Pulitzer Prize-Winner Yusef Komunyakaa on the Poetry of the Blues

Few people I’ve ever met speak with the gravitas of Yusef Komunyakaa. A conversation with him can be a meditative experience. The words wrap themselves around ideas rather than simply standing in for them. Rhythmically, he speaks in spacious jazz solos, allowing pauses to be as significant as the words themselves and letting the meaning of what he’s saying float between new questions and hints of possible answers. It is mesmerizing.

We were lucky enough to interview Mr. Komunyakaa for our free course “A Conversation with the Blues” taught by Princeton University’s Vince di Mura. For those who don’t know him, Mr. Komunyakaa is one of America’s most accomplished poets. He’s written countless award-winning works of poetry, often in an American vernacular, calling upon jazz and blues influences, African American experiences, imagery of the rural South, and other cultural traditions to weave stories that are at once dreamy and chilling. He was awarded the Pulitzer Prize for Poetry and the Kingsley Tufts Poetry Award in 1994 for his book Neon Vernacular: New & Selected Poems 1977-1989, which draws heavily upon his time spent as a soldier during the Vietnam War.

We talked to Yusef about the blues, the artists who make it, the traditions it draws upon, and the many meanings that can be found within it.

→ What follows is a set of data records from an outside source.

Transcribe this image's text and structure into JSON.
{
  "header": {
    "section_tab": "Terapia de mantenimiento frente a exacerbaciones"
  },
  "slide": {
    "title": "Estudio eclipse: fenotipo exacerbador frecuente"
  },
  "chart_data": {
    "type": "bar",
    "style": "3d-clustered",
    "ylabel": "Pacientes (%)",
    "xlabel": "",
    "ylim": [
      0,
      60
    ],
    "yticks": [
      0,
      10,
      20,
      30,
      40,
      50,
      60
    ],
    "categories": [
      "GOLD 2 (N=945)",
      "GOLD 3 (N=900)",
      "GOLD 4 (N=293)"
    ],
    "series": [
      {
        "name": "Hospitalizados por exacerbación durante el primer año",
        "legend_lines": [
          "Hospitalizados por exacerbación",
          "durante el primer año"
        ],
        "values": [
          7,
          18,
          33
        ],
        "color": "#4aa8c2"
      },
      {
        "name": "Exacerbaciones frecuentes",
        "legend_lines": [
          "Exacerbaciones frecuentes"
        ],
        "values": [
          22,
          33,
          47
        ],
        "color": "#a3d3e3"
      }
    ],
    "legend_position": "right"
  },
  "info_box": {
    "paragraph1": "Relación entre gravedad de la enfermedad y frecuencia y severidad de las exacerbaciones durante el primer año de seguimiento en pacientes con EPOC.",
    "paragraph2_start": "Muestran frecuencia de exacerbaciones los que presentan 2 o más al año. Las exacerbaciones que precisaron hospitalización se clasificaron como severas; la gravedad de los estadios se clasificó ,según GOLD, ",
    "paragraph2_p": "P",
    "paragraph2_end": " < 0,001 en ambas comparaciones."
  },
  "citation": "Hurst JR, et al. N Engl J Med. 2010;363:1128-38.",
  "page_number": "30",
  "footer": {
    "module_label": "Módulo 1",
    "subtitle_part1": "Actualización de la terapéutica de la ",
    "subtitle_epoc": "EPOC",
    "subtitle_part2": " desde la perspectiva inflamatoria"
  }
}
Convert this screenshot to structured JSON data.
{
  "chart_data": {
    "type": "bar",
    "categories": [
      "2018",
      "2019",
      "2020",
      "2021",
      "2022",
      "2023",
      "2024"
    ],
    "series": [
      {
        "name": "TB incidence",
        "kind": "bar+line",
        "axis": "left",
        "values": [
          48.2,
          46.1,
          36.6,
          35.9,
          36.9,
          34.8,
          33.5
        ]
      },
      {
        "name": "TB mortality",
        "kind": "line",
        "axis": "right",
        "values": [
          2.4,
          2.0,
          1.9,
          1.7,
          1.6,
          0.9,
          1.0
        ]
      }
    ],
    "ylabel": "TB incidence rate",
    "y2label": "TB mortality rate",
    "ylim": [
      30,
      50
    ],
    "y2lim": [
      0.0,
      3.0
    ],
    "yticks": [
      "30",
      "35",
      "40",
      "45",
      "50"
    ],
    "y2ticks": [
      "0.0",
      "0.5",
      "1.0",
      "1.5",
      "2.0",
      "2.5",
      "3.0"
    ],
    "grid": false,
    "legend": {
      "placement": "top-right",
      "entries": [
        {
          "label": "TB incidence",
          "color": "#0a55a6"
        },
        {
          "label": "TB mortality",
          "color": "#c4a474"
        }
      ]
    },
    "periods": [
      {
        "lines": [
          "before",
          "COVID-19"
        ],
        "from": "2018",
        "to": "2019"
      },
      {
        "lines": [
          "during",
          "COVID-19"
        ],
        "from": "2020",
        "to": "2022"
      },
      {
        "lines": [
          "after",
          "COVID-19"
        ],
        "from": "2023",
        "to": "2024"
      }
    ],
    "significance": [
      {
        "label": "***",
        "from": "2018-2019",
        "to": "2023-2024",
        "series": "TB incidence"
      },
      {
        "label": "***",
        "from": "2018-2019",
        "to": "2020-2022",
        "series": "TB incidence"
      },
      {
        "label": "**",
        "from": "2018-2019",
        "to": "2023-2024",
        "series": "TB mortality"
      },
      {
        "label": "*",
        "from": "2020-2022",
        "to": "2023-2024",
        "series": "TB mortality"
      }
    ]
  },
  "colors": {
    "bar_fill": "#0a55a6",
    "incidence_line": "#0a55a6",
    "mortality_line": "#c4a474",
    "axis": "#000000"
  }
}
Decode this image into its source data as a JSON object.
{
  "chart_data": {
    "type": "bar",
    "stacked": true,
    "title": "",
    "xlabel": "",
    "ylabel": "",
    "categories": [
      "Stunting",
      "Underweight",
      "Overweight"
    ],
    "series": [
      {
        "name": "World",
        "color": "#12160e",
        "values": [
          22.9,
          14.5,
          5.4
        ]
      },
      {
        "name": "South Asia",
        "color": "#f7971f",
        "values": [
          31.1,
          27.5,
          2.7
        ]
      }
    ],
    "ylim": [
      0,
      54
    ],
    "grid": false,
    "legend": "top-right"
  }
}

You can watch the edited video from our blues course in the video above, watch all of our blues videos on our Youtube channel, and listen to the entire unedited conversation at the bottom of this article.

Here are just a few of my favorite pieces of wisdom that Yusef shared on the topic of the poetry of the blues…

Mystery and Surprise in the Blues

“We think we can get to the truth by the total erasure of mystery, and consequently we erase the deep questioning… I’ve been writing poems for a long time, and I refuse to have a straightforward narrative because I have to surprise myself. Otherwise I don’t think I would write. And that’s the same thing about the blues singer. I don’t think the blues singer would be singing if he or she is overly controlled.”

The Blues as a Feeling

“Often the blues singer was a storyteller as well. For the storyteller, the individual comes up with the words, possibly the refrain, BUT the feeling is discovered. And that is what propels the individual. The blues is a feeling.”

The Sacred and the Profane

“We talk about the sacred and the profane within the context of the blues as well, because often on the weekday and Sunday some of these blues singers were very connected to the church. Saturday night was a different thing. It was a place of revision, but also it was a place of confrontation.”

The Blues as a Tool for Survival

“We have to think about signifying, how saying one thing means another. And I think it has something to do with, we can say, survival, when you can talk to elements of authority without being so direct, and yet you’re talking to everyone around that symbol as well. It has to do with surviving, code-switching. Language is political. Language is music. The body is an amplifier. So we feel the sound. The blues is the poetry of the soul.”